Rep. Christensen has defended his bill as providing a balance. However, other lawmakers have objected to the bill as a “license to discriminate.”

Republican House leadership has said they would like to see one bill that deals with both subjects, Senate Republican leaders are also working on their own bills.


  • Dominique Storni (@DominiqueStorni)

    This “Religious Freedom” legislation being proposed all over this great nation, would open a Pandora’s Box NOBODY is prepared for. It is a pity that the few, the pious, the self-righteous are so full of themselves that they think the 1st Amendment protects their right to persecute anyone who doesn’t agree with their religious dogma.

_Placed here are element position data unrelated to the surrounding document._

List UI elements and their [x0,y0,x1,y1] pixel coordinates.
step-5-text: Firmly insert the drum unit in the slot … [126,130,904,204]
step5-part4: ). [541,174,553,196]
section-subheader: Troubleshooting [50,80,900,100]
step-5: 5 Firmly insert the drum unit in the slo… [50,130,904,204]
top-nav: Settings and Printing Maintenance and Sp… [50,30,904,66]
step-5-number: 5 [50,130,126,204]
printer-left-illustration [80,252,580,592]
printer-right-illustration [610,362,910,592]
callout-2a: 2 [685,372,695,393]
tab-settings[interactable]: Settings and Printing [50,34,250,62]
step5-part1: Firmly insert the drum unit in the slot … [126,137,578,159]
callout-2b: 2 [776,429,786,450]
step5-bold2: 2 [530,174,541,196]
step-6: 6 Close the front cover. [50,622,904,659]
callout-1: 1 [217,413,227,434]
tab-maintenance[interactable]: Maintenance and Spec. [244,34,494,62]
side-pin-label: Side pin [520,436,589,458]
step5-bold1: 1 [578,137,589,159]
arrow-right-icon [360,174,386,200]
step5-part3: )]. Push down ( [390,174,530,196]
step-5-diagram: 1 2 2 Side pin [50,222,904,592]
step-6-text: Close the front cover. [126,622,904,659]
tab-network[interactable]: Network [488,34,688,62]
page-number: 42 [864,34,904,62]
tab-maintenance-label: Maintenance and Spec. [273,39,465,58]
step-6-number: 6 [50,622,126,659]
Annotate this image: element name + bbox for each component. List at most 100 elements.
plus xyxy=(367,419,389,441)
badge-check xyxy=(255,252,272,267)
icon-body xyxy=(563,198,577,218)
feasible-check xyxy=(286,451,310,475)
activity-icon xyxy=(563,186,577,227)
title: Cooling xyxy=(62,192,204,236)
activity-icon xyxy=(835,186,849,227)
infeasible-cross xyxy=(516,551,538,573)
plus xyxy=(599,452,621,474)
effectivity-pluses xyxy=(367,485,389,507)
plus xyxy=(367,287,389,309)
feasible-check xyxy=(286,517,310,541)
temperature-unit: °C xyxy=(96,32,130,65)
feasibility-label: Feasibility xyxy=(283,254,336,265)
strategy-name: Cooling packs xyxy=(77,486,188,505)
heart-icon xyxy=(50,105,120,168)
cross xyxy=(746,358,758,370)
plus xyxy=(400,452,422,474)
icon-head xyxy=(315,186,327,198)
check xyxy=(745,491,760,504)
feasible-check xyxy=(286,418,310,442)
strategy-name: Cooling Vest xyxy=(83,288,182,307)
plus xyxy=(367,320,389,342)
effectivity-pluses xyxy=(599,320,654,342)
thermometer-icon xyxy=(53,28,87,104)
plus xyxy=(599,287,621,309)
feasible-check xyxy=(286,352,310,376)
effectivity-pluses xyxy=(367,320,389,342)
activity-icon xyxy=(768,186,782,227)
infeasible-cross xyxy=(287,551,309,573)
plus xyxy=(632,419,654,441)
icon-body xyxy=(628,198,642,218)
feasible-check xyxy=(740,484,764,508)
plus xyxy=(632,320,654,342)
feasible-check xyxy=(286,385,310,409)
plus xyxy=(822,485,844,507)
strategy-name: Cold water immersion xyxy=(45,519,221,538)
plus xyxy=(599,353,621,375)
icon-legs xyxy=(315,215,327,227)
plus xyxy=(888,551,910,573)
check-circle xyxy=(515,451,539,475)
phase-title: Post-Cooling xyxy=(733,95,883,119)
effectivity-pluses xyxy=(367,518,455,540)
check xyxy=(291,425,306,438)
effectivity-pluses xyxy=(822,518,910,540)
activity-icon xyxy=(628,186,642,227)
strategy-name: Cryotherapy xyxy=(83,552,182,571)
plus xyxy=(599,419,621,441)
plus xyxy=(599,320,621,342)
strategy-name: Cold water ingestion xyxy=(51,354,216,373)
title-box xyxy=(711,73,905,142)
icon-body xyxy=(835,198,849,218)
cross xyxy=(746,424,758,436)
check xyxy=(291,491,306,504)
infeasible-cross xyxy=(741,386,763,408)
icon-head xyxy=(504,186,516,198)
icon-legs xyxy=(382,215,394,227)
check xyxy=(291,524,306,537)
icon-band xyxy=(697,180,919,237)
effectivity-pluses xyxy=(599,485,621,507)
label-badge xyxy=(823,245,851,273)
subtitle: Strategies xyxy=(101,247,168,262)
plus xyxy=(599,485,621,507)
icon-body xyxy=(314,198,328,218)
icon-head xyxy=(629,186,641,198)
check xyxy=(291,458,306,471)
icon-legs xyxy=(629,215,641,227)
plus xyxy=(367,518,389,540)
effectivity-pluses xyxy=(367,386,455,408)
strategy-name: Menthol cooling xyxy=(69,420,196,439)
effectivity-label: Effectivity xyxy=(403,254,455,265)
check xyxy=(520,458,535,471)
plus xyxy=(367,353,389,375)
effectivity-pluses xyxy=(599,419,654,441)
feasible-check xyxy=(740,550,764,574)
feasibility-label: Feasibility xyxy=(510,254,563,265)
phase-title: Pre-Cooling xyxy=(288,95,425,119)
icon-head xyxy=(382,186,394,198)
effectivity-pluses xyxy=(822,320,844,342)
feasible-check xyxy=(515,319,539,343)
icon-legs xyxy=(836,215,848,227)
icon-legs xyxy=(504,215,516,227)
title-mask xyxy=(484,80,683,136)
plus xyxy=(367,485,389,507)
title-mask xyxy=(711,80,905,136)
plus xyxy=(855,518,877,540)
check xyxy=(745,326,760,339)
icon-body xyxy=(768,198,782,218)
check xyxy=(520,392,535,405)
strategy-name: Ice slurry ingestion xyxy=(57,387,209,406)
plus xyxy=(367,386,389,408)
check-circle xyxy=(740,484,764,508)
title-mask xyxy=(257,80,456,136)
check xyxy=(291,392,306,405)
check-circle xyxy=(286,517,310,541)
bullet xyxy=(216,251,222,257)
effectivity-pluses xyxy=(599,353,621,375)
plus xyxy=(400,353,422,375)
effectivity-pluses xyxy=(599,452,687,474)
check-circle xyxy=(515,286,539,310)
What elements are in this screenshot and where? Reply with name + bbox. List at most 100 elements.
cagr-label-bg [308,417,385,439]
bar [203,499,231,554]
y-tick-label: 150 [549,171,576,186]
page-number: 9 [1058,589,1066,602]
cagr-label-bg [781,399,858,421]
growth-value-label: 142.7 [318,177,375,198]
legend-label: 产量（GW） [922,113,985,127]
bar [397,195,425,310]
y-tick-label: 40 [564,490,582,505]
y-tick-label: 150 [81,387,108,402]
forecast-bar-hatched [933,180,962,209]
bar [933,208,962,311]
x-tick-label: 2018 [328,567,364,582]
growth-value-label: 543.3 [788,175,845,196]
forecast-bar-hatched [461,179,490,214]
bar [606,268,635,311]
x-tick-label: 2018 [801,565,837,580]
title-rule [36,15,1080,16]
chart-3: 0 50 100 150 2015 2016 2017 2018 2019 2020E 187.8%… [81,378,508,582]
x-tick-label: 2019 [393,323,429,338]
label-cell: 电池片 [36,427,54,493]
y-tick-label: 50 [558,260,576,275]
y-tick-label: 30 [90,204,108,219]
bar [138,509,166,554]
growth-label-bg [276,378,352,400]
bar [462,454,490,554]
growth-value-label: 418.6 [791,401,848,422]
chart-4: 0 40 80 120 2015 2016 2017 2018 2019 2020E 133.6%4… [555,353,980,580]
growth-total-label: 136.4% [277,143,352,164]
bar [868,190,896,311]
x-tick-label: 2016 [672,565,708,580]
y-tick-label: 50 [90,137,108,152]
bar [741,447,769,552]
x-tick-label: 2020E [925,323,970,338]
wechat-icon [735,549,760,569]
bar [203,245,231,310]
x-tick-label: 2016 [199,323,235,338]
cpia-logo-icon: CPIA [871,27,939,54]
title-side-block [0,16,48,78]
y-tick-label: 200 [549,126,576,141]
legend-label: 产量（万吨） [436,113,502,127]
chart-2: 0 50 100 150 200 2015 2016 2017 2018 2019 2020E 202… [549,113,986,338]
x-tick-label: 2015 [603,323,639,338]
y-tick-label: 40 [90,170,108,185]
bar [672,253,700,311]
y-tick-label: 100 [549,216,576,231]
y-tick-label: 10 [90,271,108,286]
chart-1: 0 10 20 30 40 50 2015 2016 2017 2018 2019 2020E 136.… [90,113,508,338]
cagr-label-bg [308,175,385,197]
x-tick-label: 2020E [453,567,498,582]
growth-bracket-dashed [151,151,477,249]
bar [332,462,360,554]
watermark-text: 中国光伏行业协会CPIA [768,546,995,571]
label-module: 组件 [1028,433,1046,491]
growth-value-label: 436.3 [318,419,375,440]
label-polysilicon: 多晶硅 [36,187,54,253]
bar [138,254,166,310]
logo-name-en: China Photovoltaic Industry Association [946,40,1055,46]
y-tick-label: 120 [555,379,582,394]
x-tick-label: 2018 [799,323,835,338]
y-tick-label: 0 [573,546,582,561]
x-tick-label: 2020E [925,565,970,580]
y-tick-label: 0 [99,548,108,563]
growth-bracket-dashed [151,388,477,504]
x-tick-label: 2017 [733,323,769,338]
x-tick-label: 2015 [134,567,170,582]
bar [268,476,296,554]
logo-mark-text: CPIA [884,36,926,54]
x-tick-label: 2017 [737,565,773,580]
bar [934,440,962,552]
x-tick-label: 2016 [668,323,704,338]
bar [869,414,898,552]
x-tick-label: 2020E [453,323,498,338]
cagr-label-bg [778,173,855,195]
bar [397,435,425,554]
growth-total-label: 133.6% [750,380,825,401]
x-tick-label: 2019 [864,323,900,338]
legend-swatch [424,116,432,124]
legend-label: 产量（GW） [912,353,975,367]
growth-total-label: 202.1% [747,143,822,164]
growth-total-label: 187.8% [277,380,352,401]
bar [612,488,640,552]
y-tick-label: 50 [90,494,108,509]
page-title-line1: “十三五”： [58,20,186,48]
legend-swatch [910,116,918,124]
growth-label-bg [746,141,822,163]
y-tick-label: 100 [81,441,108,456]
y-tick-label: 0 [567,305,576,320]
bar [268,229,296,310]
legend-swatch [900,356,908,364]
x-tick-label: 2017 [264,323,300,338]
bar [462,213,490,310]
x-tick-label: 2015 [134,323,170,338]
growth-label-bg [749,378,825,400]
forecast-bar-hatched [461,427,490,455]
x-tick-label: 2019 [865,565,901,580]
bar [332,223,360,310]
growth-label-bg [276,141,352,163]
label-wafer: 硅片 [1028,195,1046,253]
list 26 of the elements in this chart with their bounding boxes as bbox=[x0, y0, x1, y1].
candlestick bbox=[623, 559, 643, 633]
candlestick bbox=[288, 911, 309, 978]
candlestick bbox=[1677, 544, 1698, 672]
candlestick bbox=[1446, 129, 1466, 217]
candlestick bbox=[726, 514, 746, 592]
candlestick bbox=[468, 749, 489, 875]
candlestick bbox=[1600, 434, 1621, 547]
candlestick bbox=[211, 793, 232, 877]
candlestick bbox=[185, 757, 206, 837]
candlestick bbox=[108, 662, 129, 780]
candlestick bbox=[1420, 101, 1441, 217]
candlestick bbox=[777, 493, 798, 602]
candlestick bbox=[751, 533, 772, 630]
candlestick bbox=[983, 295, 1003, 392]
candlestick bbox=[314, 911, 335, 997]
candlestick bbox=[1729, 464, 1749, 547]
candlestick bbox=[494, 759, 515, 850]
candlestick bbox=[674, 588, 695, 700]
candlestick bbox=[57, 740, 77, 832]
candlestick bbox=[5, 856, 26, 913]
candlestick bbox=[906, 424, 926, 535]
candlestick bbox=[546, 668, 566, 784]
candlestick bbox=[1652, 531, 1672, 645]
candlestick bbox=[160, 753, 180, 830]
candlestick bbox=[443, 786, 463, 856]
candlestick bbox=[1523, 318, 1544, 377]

    Be very careful what you ask for. What happens when MY religious beliefs and freedom requires ME to deny YOU housing, employment, and equality? You won’t be able to stop me, any more than I will be able to stop you. This will create divisions and legal fiascoes none of us desire in America, or in Utah.

    May I point my Mormon brothers and sisters to a couple of their Articles of Faith?

    11. We claim the privilege of worshiping Almighty God according to the dictates of our own conscience, and allow all men the same privilege, let them worship how, where, or what they may.

    12. We believe in being subject to kings, presidents, rulers, and magistrates, in obeying, honoring, and sustaining the law.

    Nobody is coming for your bibles.
    Nobody is coming for your Books of Mormon.
    Nobody is trying to close down your churches.
    Nobody is trying to tell you what to preach, teach, or believe.

    THAT, my fellow Americans.. is what the 1st Amendment in the Bill of Rights protects… Your right to worship in the way you choose.

    Your religious freedoms are not at risk or being challenged in any way, shape, or form. Your freedom to beat others over the head with self-righteous condemnation and persecution… IS.

    • bob

      The story includes a link to the actual Bill. Why don’t you step away from your knee-jerk rhetoric for a few minutes and point out exactly which provisions you disagree with?

    • bob

      The Bill says that people engaged in private enterprise cannot be forced by the government to act contrary to their religious beliefs as long as those beliefs don’t result in violations of existing law.

      Got a problem with that?

      • miles (dave)

        bob thanks for your comments here, i dont have the patients to read that bill so i appreciate your educated, and reason based view point.


      You were one of those praising Park City for putting in non-gender specific restrooms for students that are confused about their identity. Talk about a Pandora’s Box NOBODY is prepared for.